Maybe it’s old age. Maybe it’s frustration. Whatever the reason, I’ve been especially cranky and opinionated lately about politics and governance.
If I simply stewed on it, I might end up with an ulcer. So I’ve been venting.
I am not shy about my politics. I’m a lefty, because I think people should watch out for each another and give a hand to the less fortunate. I’m not an I’ve-got-mine person.
That being the case, I’ve concluded that what this country needs is a healthy dose of socialism, to repair some of the damage done by capitalism gone crazy.
Where to start? Why, socialized medicine, of course. It’s the perfect solution to the health care mess.
Today, however, I want to erupt on the subject of defense spending. If this might get your blood pressure up and inflame your own latent ulcer, now is a good time to stop reading.
I did a bit of Googling, and I found that in 2010, the U.S. military budget was $693 billion. Billion, with a B.
As you probably know, not all defense spending appears under the military budget. When you count defense spending not directly in the Pentagon’s budget, the real total was between $1 trillion and $1.35 trillion.
Just for the year 2010. Trillion, with a T.
If that fact isn’t enough to make your head spin, consider this: our 2010 military spending was equal to the 2010 military spending of all other countries on earth combined.
The Cold War is over, and in today’s world, we are threatened quite minimally. So, when our needs at home are so great, why do we spend one trillion dollars per year on national defense?
Because we have a permanent defense industry that makes it happen. The defense industry, lobbyists, Congress, and the President see that it gets done, more or less automatically.

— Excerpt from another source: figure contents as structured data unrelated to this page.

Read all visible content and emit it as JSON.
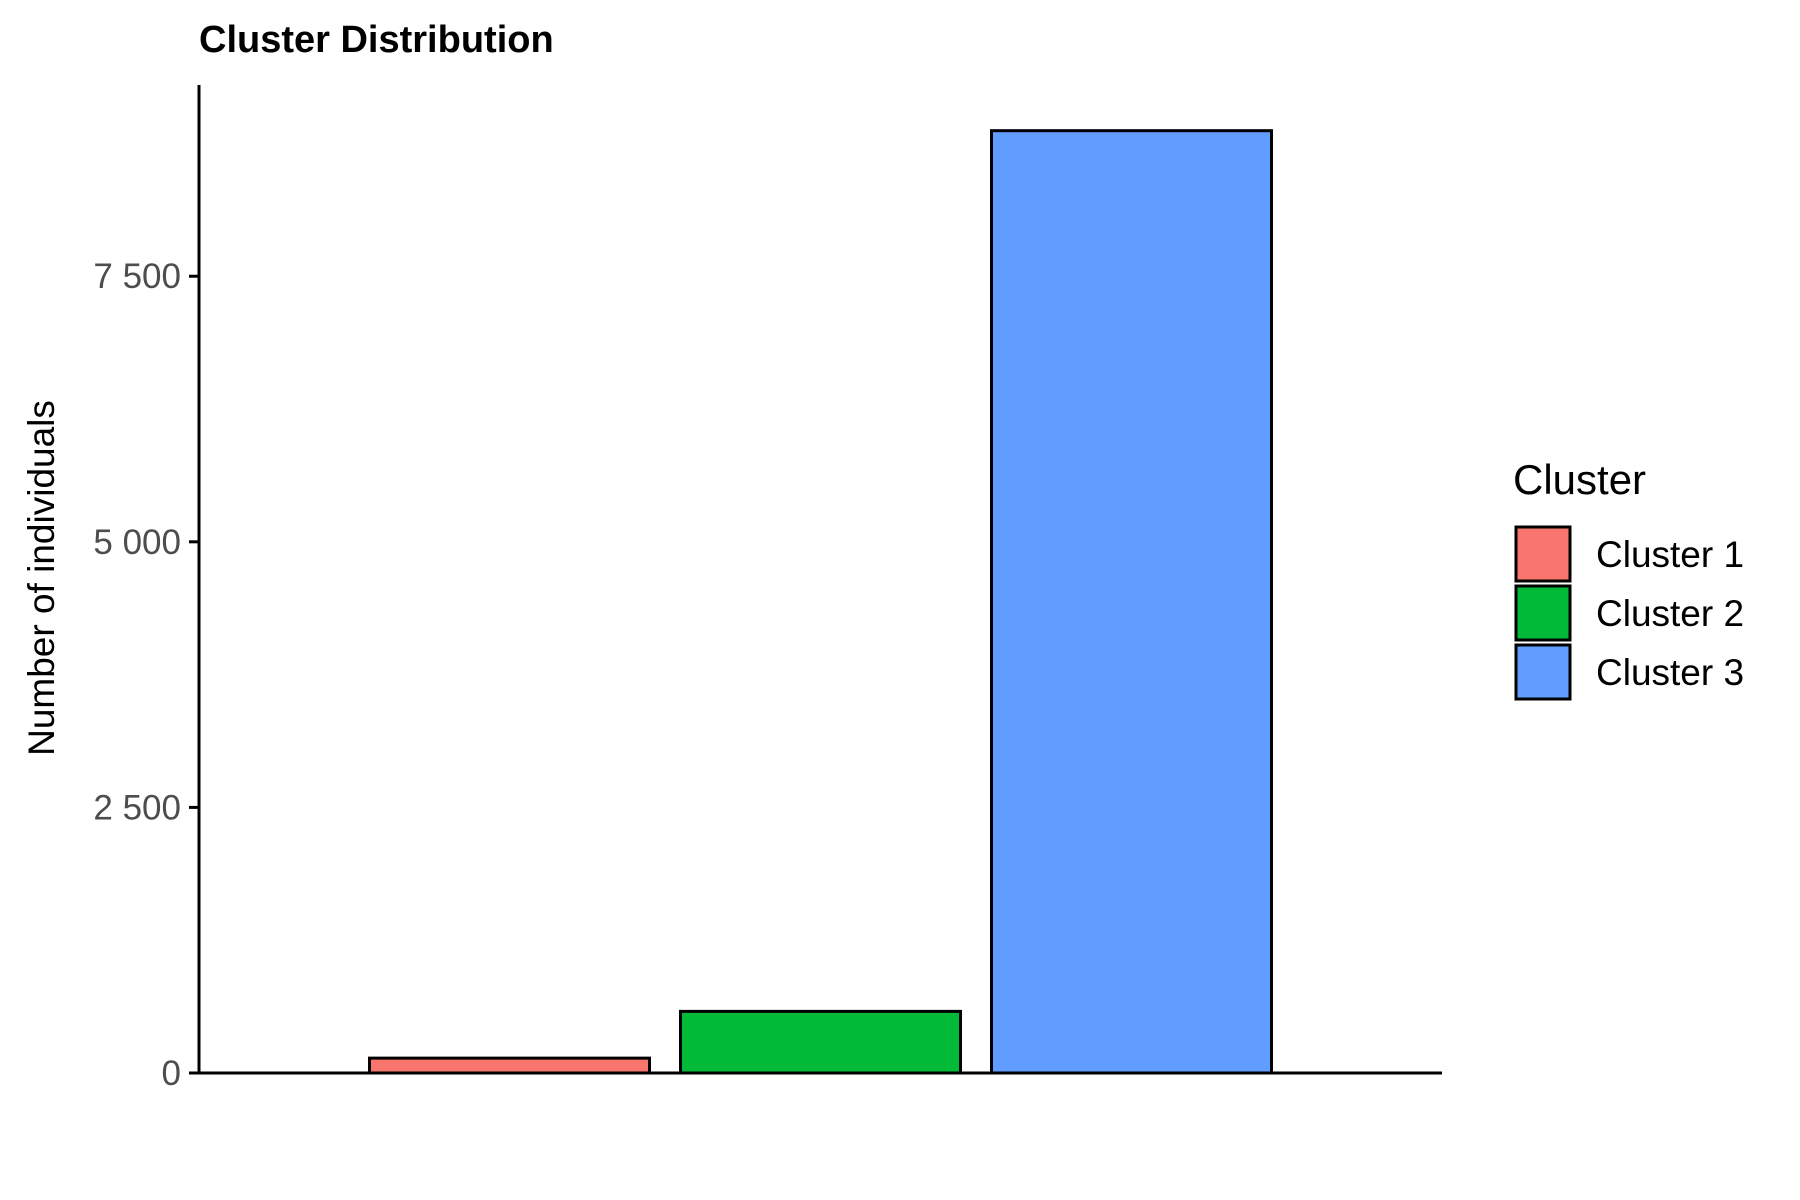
{
  "chart_data": {
    "type": "bar",
    "title": "Cluster Distribution",
    "xlabel": "",
    "ylabel": "Number of individuals",
    "categories": [
      "Cluster 1",
      "Cluster 2",
      "Cluster 3"
    ],
    "values": [
      140,
      580,
      8870
    ],
    "colors": [
      "#F8766D",
      "#00BA38",
      "#619CFF"
    ],
    "ylim": [
      0,
      9300
    ],
    "yticks": [
      0,
      2500,
      5000,
      7500
    ],
    "ytick_labels": [
      "0",
      "2 500",
      "5 000",
      "7 500"
    ],
    "grid": false,
    "legend": {
      "title": "Cluster",
      "placement": "right",
      "entries": [
        "Cluster 1",
        "Cluster 2",
        "Cluster 3"
      ]
    }
  }
}
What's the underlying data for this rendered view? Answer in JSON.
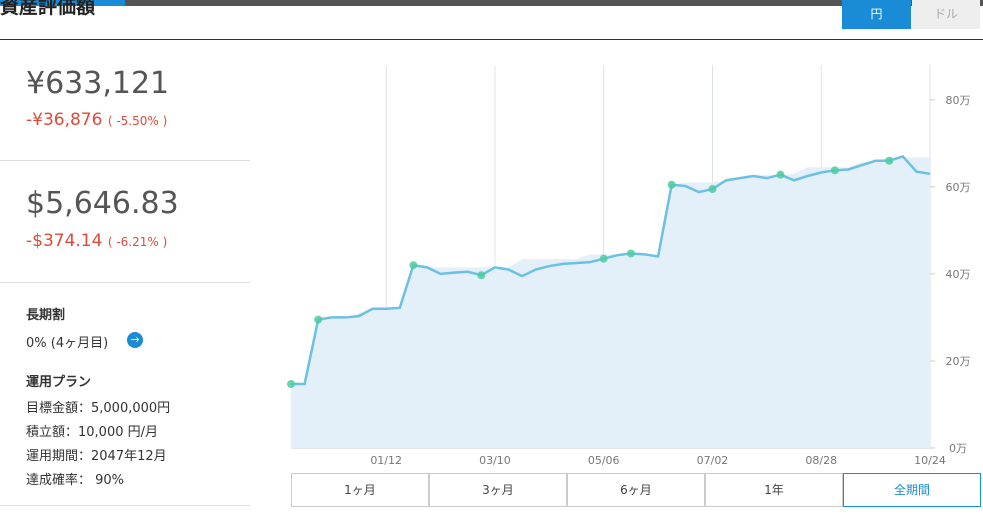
{
  "header": {
    "title": "資産評価額",
    "currency_buttons": [
      "円",
      "ドル"
    ]
  },
  "summary": {
    "yen": {
      "value": "¥633,121",
      "change": "-¥36,876",
      "percent": "( -5.50% )"
    },
    "usd": {
      "value": "$5,646.83",
      "change": "-$374.14",
      "percent": "( -6.21% )"
    }
  },
  "discount": {
    "title": "長期割",
    "text": "0% (4ヶ月目)"
  },
  "plan": {
    "title": "運用プラン",
    "items": [
      "目標金額：5,000,000円",
      "積立額：10,000 円/月",
      "運用期間：2047年12月",
      "達成確率： 90%"
    ]
  },
  "range_buttons": [
    "1ヶ月",
    "3ヶ月",
    "6ヶ月",
    "1年",
    "全期間"
  ],
  "chart_data": {
    "type": "line",
    "categories": [
      null,
      null,
      null,
      null,
      null,
      null,
      null,
      "01/12",
      null,
      null,
      null,
      null,
      null,
      null,
      null,
      "03/10",
      null,
      null,
      null,
      null,
      null,
      null,
      null,
      "05/06",
      null,
      null,
      null,
      null,
      null,
      null,
      null,
      "07/02",
      null,
      null,
      null,
      null,
      null,
      null,
      null,
      "08/28",
      null,
      null,
      null,
      null,
      null,
      null,
      null,
      "10/24"
    ],
    "series": [
      {
        "color": "#6cc0e6",
        "values": [
          14.7,
          14.7,
          29.5,
          30,
          30,
          30.3,
          32,
          32,
          32.2,
          42,
          41.5,
          40,
          40.3,
          40.5,
          39.7,
          41.5,
          41,
          39.5,
          41,
          41.8,
          42.3,
          42.5,
          42.7,
          43.5,
          44.3,
          44.7,
          44.5,
          44,
          60.5,
          60.2,
          58.8,
          59.5,
          61.5,
          62,
          62.5,
          62,
          62.8,
          61.5,
          62.5,
          63.3,
          63.8,
          64,
          65,
          66,
          66,
          67,
          63.5,
          63
        ]
      },
      {
        "color": "#e3f0f9",
        "values": [
          15,
          15,
          30,
          30,
          30,
          31,
          32,
          32,
          32,
          41.5,
          41.5,
          41.5,
          41.5,
          41.5,
          41.5,
          41.5,
          41.5,
          43.4,
          43.4,
          43.4,
          43.4,
          43.4,
          44.5,
          44.5,
          44.5,
          44.5,
          44.5,
          44.5,
          60.5,
          61,
          61,
          61,
          61.5,
          62,
          62.7,
          62.7,
          62.7,
          63,
          64.5,
          64.5,
          64.5,
          64.5,
          65.7,
          65.7,
          66.8,
          66.8,
          66.8,
          66.8
        ]
      },
      {
        "color": "#4ecb9e",
        "values": [
          14.7,
          null,
          29.5,
          null,
          null,
          null,
          null,
          null,
          null,
          42,
          null,
          null,
          null,
          null,
          39.7,
          null,
          null,
          null,
          null,
          null,
          null,
          null,
          null,
          43.5,
          null,
          44.7,
          null,
          null,
          60.5,
          null,
          null,
          59.5,
          null,
          null,
          null,
          null,
          62.8,
          null,
          null,
          null,
          63.8,
          null,
          null,
          null,
          66,
          null,
          null,
          null
        ]
      }
    ],
    "ylim": [
      0,
      88
    ],
    "yticks": [
      {
        "value": 0,
        "label": "0万"
      },
      {
        "value": 20,
        "label": "20万"
      },
      {
        "value": 40,
        "label": "40万"
      },
      {
        "value": 60,
        "label": "60万"
      },
      {
        "value": 80,
        "label": "80万"
      }
    ]
  }
}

Defense contracts are widely distributed among the states. They create profits and jobs at the local level, thus ensuring the support of local lawmakers.
The influence of the defense industry is so strong that Congress sometimes appropriates money for weapons systems that the military neither needs nor wants, and says so publicly.
Here are more interesting facts I found on the Google…
The United States, in its role as Policeman to the World, maintains between 700 and 1,000 military bases in 130 countries around the globe. The exact number of bases is, of course, classified.
The cost of maintaining those bases is about $100 billion per year.
The cost of waging the wars in Iraq and Afghanistan is about $150 billion per year.
So far, the U.S. has spent about $375 billion on the war in Afghanistan.
So far, the U.S. has spent about $745 billion on the war in Iraq.
So far, $21 billion in aid to Iraq has been classified as wasted, stolen, or unaccounted for.
Last year, audits by the General Accounting Office reported cost overruns of $295 billion by Pentagon weapons systems under development.
Last year, the GAO also audited the Department of Homeland Security and found $34 billion in contracts that involved obvious waste and fraud.
From 1957 to 1960, as a military dependent, I lived at Patch Barracks, a U.S. Army base in Stuttgart, Germany. That base is still there today, still fully staffed with American troops and their families.
Patch Barracks is one of those 700-1,000 American military bases around the globe. It is one of 50 American military bases in Germany. It is one of five American military bases in Stuttgart alone.
The bases, the wars, the contracts, the overruns, the waste — they all go on, year after year, virtually automatically.
And here we are, spending one trillion-plus dollars in a single year on national defense.
We do this at a time when no country in the world threatens us militarily, when our economy is in the toilet, when millions are unemployed, when the housing market is a disaster, when government at every level is drowning in debt, when states are cutting services and laying off workers to get by.
None of this came about because of some classic evil conspiracy. It’s just a system that evolved over time as big corporations went about the task of making money.
It’s just an example of unrestrained capitalism acting naturally.

2011 Google Earth photo of Patch Barracks, a U.S. Army base in Stuttgart, Germany. American troops and their families have been stationed there since July 1945.